President of Bangla Academy
- In office 28 May 1994 – 27 May 1996
- Preceded by: Abdur Rahman Chowdhury
- Succeeded by: Shamsur Rahman
- In office 14 November 1990 – 13 November 1992
- Preceded by: Abdullah-Al-Muti
- Succeeded by: Abdur Rahman Chowdhury

Personal details
- Born: 1921 Khulna, Bengal Presidency, British India
- Died: 12 August 1998 (aged 76–77)
- Spouse: Jamal Ara Rahman
- Children: Ainun Nishat
- Alma mater: Aligarh Muslim University

= Gazi Shamsur Rahman =

Bangladeshi lawyer and writer

Gazi Shamsur Rahman (c. 1921 – 12 August 1998) was a Bangladeshi lawyer, writer, translator, columnist and television personality. He was awarded Ekushey Padak in 1985 and Bangla Academy Literary Award in 1983 by the Government of Bangladesh. He wrote over 77 books on law and language in English and Bengali language.

==Education and career==
Rahman completed his MA and LLB from Aligarh Muslim University. He started his career as a district judge and retired as an additional secretary at the ministry of law of the Government of Bangladesh.
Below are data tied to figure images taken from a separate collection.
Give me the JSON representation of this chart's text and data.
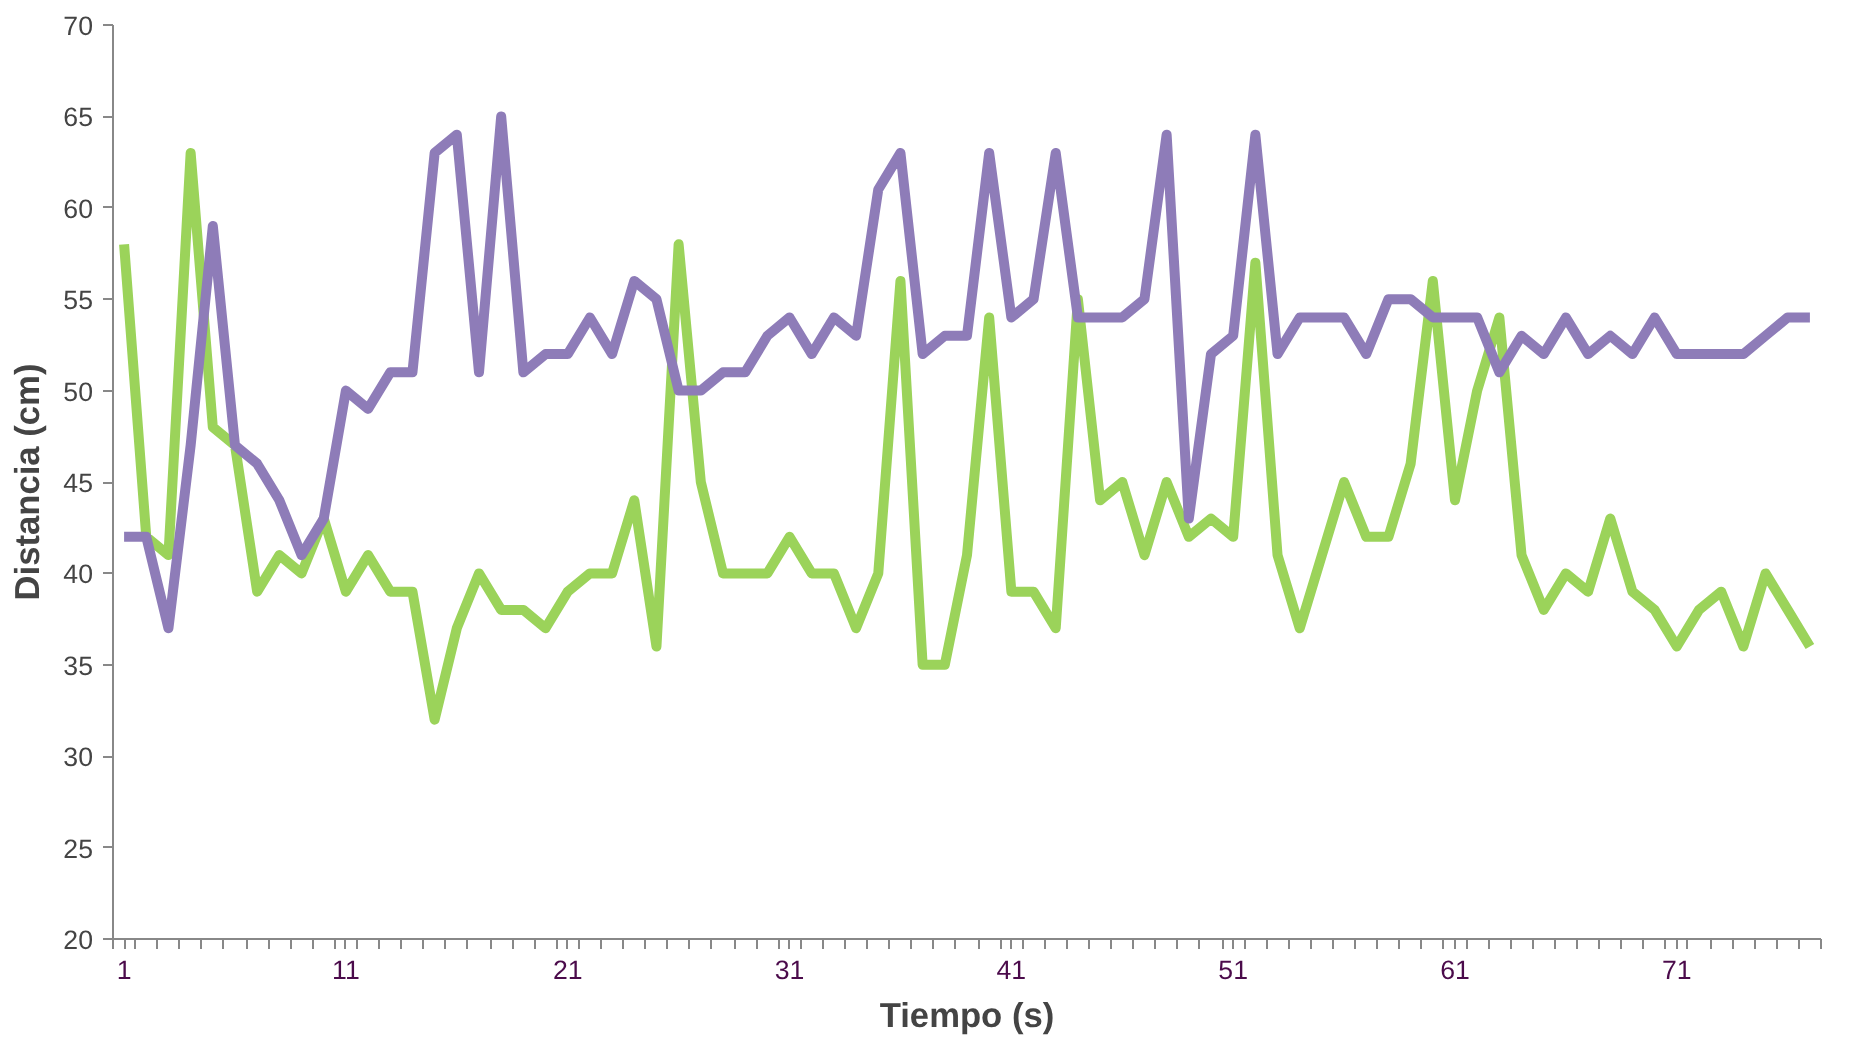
{
  "chart_data": {
    "type": "line",
    "xlabel": "Tiempo (s)",
    "ylabel": "Distancia (cm)",
    "x": [
      1,
      2,
      3,
      4,
      5,
      6,
      7,
      8,
      9,
      10,
      11,
      12,
      13,
      14,
      15,
      16,
      17,
      18,
      19,
      20,
      21,
      22,
      23,
      24,
      25,
      26,
      27,
      28,
      29,
      30,
      31,
      32,
      33,
      34,
      35,
      36,
      37,
      38,
      39,
      40,
      41,
      42,
      43,
      44,
      45,
      46,
      47,
      48,
      49,
      50,
      51,
      52,
      53,
      54,
      55,
      56,
      57,
      58,
      59,
      60,
      61,
      62,
      63,
      64,
      65,
      66,
      67,
      68,
      69,
      70,
      71,
      72,
      73,
      74,
      75,
      76,
      77
    ],
    "xlim": [
      0.5,
      77.5
    ],
    "xticks": [
      1,
      11,
      21,
      31,
      41,
      51,
      61,
      71,
      {
        "value": 0.5,
        "label": null
      },
      {
        "value": 1.5,
        "label": null
      },
      {
        "value": 2.5,
        "label": null
      },
      {
        "value": 3.5,
        "label": null
      },
      {
        "value": 4.5,
        "label": null
      },
      {
        "value": 5.5,
        "label": null
      },
      {
        "value": 6.5,
        "label": null
      },
      {
        "value": 7.5,
        "label": null
      },
      {
        "value": 8.5,
        "label": null
      },
      {
        "value": 9.5,
        "label": null
      },
      {
        "value": 10.5,
        "label": null
      },
      {
        "value": 11.5,
        "label": null
      },
      {
        "value": 12.5,
        "label": null
      },
      {
        "value": 13.5,
        "label": null
      },
      {
        "value": 14.5,
        "label": null
      },
      {
        "value": 15.5,
        "label": null
      },
      {
        "value": 16.5,
        "label": null
      },
      {
        "value": 17.5,
        "label": null
      },
      {
        "value": 18.5,
        "label": null
      },
      {
        "value": 19.5,
        "label": null
      },
      {
        "value": 20.5,
        "label": null
      },
      {
        "value": 21.5,
        "label": null
      },
      {
        "value": 22.5,
        "label": null
      },
      {
        "value": 23.5,
        "label": null
      },
      {
        "value": 24.5,
        "label": null
      },
      {
        "value": 25.5,
        "label": null
      },
      {
        "value": 26.5,
        "label": null
      },
      {
        "value": 27.5,
        "label": null
      },
      {
        "value": 28.5,
        "label": null
      },
      {
        "value": 29.5,
        "label": null
      },
      {
        "value": 30.5,
        "label": null
      },
      {
        "value": 31.5,
        "label": null
      },
      {
        "value": 32.5,
        "label": null
      },
      {
        "value": 33.5,
        "label": null
      },
      {
        "value": 34.5,
        "label": null
      },
      {
        "value": 35.5,
        "label": null
      },
      {
        "value": 36.5,
        "label": null
      },
      {
        "value": 37.5,
        "label": null
      },
      {
        "value": 38.5,
        "label": null
      },
      {
        "value": 39.5,
        "label": null
      },
      {
        "value": 40.5,
        "label": null
      },
      {
        "value": 41.5,
        "label": null
      },
      {
        "value": 42.5,
        "label": null
      },
      {
        "value": 43.5,
        "label": null
      },
      {
        "value": 44.5,
        "label": null
      },
      {
        "value": 45.5,
        "label": null
      },
      {
        "value": 46.5,
        "label": null
      },
      {
        "value": 47.5,
        "label": null
      },
      {
        "value": 48.5,
        "label": null
      },
      {
        "value": 49.5,
        "label": null
      },
      {
        "value": 50.5,
        "label": null
      },
      {
        "value": 51.5,
        "label": null
      },
      {
        "value": 52.5,
        "label": null
      },
      {
        "value": 53.5,
        "label": null
      },
      {
        "value": 54.5,
        "label": null
      },
      {
        "value": 55.5,
        "label": null
      },
      {
        "value": 56.5,
        "label": null
      },
      {
        "value": 57.5,
        "label": null
      },
      {
        "value": 58.5,
        "label": null
      },
      {
        "value": 59.5,
        "label": null
      },
      {
        "value": 60.5,
        "label": null
      },
      {
        "value": 61.5,
        "label": null
      },
      {
        "value": 62.5,
        "label": null
      },
      {
        "value": 63.5,
        "label": null
      },
      {
        "value": 64.5,
        "label": null
      },
      {
        "value": 65.5,
        "label": null
      },
      {
        "value": 66.5,
        "label": null
      },
      {
        "value": 67.5,
        "label": null
      },
      {
        "value": 68.5,
        "label": null
      },
      {
        "value": 69.5,
        "label": null
      },
      {
        "value": 70.5,
        "label": null
      },
      {
        "value": 71.5,
        "label": null
      },
      {
        "value": 72.5,
        "label": null
      },
      {
        "value": 73.5,
        "label": null
      },
      {
        "value": 74.5,
        "label": null
      },
      {
        "value": 75.5,
        "label": null
      },
      {
        "value": 76.5,
        "label": null
      },
      {
        "value": 77.5,
        "label": null
      }
    ],
    "ylim": [
      20,
      70
    ],
    "yticks": [
      20,
      25,
      30,
      35,
      40,
      45,
      50,
      55,
      60,
      65,
      70
    ],
    "grid": false,
    "line_style": "solid",
    "marker": "none",
    "series": [
      {
        "color": "#9bd35a",
        "values": [
          58,
          42,
          41,
          63,
          48,
          47,
          39,
          41,
          40,
          43,
          39,
          41,
          39,
          39,
          32,
          37,
          40,
          38,
          38,
          37,
          39,
          40,
          40,
          44,
          36,
          58,
          45,
          40,
          40,
          40,
          42,
          40,
          40,
          37,
          40,
          56,
          35,
          35,
          41,
          54,
          39,
          39,
          37,
          55,
          44,
          45,
          41,
          45,
          42,
          43,
          42,
          57,
          41,
          37,
          41,
          45,
          42,
          42,
          46,
          56,
          44,
          50,
          54,
          41,
          38,
          40,
          39,
          43,
          39,
          38,
          36,
          38,
          39,
          36,
          40,
          38,
          36
        ]
      },
      {
        "color": "#8e7cb8",
        "values": [
          42,
          42,
          37,
          47,
          59,
          47,
          46,
          44,
          41,
          43,
          50,
          49,
          51,
          51,
          63,
          64,
          51,
          65,
          51,
          52,
          52,
          54,
          52,
          56,
          55,
          50,
          50,
          51,
          51,
          53,
          54,
          52,
          54,
          53,
          61,
          63,
          52,
          53,
          53,
          63,
          54,
          55,
          63,
          54,
          54,
          54,
          55,
          64,
          43,
          52,
          53,
          64,
          52,
          54,
          54,
          54,
          52,
          55,
          55,
          54,
          54,
          54,
          51,
          53,
          52,
          54,
          52,
          53,
          52,
          54,
          52,
          52,
          52,
          52,
          53,
          54,
          54
        ]
      }
    ]
  }
}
Rahman served as the chairperson of Bangladesh Press Institute and Bangla Academy for two terms during 1990–1992 and 1994–1996.

==Marriage and family==
Rahman was married to Zamal Ara Rahman (d. 2016), a graduate from Lady Brabourne College in Kolkata. Together they had three daughters and two sons, including Munjiba Shams, Professor at GonoSSVMedicalCollege and Ainun Nishat, a water resource specialist in Bangladesh.